Since next weekend is the Great Backyard Bird Count I thought we'd learn more about birds. My kids are very interested in birds so this is a great topic for us. This was something they didn't know - that owls (and a few other birds) puke up part of the last meal they ate. Gross! Perfect for my kids. Before dissecting our own pellets we watched a couple YouTube videos: Baby Owl Ejects Pellet and Great Horned Owl Coughs Up Pellet. This was a great introduction. Nothing's more exciting to little boys than puke.

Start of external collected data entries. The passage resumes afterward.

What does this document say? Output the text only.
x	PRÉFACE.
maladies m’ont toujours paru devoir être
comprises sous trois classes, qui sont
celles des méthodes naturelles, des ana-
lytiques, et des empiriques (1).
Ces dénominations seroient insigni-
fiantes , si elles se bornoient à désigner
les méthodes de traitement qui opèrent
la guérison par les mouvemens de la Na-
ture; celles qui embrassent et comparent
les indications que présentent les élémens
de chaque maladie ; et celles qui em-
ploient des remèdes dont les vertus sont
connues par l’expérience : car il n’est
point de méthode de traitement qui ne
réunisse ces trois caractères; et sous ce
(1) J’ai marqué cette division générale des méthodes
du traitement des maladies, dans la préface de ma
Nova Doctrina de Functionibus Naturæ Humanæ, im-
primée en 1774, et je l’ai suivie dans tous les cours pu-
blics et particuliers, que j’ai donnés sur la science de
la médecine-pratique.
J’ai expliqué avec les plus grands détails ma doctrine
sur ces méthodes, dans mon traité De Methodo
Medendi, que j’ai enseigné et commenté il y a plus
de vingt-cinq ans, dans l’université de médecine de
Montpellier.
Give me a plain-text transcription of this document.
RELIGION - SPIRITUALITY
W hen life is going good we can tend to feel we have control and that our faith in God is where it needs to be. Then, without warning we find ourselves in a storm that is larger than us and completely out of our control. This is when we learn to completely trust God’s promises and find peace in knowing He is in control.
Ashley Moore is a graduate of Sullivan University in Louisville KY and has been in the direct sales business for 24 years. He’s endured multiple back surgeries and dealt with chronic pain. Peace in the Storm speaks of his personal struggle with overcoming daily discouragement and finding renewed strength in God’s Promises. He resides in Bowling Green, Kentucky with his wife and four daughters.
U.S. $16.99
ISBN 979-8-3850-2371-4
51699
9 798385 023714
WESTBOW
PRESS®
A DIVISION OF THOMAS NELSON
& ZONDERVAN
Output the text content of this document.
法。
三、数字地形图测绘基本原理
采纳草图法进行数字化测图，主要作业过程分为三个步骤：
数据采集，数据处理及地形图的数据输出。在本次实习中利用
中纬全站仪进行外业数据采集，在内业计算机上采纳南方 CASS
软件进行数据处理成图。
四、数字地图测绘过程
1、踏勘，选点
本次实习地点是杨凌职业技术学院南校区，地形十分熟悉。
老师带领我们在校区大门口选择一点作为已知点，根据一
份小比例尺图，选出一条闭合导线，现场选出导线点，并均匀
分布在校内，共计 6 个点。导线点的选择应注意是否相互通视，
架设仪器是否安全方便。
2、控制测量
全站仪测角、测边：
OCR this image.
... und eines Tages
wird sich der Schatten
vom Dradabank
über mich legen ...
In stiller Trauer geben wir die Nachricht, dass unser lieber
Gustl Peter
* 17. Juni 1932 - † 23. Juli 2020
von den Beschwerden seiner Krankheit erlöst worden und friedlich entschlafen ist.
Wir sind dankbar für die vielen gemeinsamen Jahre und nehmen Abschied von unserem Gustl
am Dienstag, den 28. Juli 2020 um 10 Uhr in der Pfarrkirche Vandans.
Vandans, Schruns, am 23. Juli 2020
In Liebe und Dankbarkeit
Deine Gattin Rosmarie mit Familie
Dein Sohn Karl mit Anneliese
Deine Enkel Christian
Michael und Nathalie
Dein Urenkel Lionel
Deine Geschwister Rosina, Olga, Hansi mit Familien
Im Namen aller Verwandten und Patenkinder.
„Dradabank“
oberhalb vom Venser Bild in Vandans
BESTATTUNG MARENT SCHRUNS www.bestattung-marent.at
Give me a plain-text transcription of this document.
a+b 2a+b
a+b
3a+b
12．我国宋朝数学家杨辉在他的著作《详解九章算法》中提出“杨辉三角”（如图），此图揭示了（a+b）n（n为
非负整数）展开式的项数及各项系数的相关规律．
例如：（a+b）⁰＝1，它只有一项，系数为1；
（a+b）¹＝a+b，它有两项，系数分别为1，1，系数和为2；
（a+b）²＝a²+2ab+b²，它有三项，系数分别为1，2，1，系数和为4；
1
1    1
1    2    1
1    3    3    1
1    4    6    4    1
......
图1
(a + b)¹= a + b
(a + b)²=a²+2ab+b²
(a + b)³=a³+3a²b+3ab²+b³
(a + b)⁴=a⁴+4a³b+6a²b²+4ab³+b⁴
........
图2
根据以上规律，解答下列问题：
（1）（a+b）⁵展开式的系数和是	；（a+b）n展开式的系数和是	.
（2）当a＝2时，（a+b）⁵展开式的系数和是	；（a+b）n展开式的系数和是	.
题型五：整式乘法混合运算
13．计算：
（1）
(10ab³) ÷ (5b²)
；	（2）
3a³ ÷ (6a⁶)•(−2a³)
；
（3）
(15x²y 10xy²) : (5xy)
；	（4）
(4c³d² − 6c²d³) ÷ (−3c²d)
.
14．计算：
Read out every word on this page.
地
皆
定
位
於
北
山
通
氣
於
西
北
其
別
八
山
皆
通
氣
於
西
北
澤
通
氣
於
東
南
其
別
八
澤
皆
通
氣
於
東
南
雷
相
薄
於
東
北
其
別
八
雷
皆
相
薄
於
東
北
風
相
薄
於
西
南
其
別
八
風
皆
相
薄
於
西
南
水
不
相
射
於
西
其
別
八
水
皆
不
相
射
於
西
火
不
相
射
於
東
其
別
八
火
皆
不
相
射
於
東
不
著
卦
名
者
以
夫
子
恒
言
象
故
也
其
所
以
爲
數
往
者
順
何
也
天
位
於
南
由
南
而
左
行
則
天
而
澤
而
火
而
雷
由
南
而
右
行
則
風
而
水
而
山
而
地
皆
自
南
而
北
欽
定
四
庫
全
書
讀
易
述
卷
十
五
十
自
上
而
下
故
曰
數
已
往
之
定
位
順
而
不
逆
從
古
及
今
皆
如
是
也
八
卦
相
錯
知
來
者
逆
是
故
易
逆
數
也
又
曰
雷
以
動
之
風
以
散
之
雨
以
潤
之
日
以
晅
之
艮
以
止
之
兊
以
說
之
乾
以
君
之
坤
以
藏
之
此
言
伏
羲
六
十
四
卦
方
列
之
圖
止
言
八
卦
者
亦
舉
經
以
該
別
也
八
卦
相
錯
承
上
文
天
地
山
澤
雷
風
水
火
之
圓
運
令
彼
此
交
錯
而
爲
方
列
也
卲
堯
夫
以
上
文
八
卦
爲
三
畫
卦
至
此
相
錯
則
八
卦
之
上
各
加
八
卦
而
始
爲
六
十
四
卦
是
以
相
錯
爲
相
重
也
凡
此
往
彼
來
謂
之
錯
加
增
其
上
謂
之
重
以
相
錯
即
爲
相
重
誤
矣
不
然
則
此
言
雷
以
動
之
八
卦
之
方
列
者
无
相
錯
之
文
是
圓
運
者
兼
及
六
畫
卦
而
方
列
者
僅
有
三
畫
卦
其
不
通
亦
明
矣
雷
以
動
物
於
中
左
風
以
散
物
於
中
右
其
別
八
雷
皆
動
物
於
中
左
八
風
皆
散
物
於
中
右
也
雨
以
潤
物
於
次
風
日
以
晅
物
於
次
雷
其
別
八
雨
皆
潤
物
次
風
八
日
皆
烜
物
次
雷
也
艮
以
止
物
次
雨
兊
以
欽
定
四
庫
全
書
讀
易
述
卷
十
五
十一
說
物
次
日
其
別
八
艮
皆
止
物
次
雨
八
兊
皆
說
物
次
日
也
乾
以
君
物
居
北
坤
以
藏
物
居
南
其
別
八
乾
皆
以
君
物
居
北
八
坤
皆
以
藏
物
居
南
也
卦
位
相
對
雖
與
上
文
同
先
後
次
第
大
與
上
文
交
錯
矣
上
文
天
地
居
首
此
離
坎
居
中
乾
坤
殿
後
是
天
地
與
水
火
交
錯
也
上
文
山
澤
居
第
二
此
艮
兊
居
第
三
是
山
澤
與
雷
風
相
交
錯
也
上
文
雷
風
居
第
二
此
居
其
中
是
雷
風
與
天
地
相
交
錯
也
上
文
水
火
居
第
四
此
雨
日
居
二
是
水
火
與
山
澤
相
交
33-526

I bought this package at Joann's. Normal price is 14.99. I used the 40% off coupon. This was a fun activity but, definitely not worth paying full price.

The box came with 2 pellets wrapped in foil.

The pellets looked like hard dryer lint.

Pull it apart carefully looking for the bones from the owl's last meal. In our case we knew one was going to be a mouse and one was going to be a bird.

The pile of dryer lint & a few feathers.

Mr. T's pellet had bones of a starling. The bones broke fairly easily - which made it a pain to get all the lint off the bones. So we just left the lint.

Capt. N's pellet had the bones of a mouse.

The box came with a bone identification sheet, which was great. But, many of the bones didn't match the sheet making it a bit challenging to figure out which bones went where.

If I were rating this kit, I'd give it a 3 out of 5. Between the videos and the pellet activity I'm sure my kids are never going to forget that owls puke. And, isn't that the point? Learn something, have fun doing it & remember it. But, the kit itself was kind of chinsy. And, since it was man made why couldn't they have had the bones in the pellet match the bones on the chart? I'd like to dissect a real pellet and compare the two.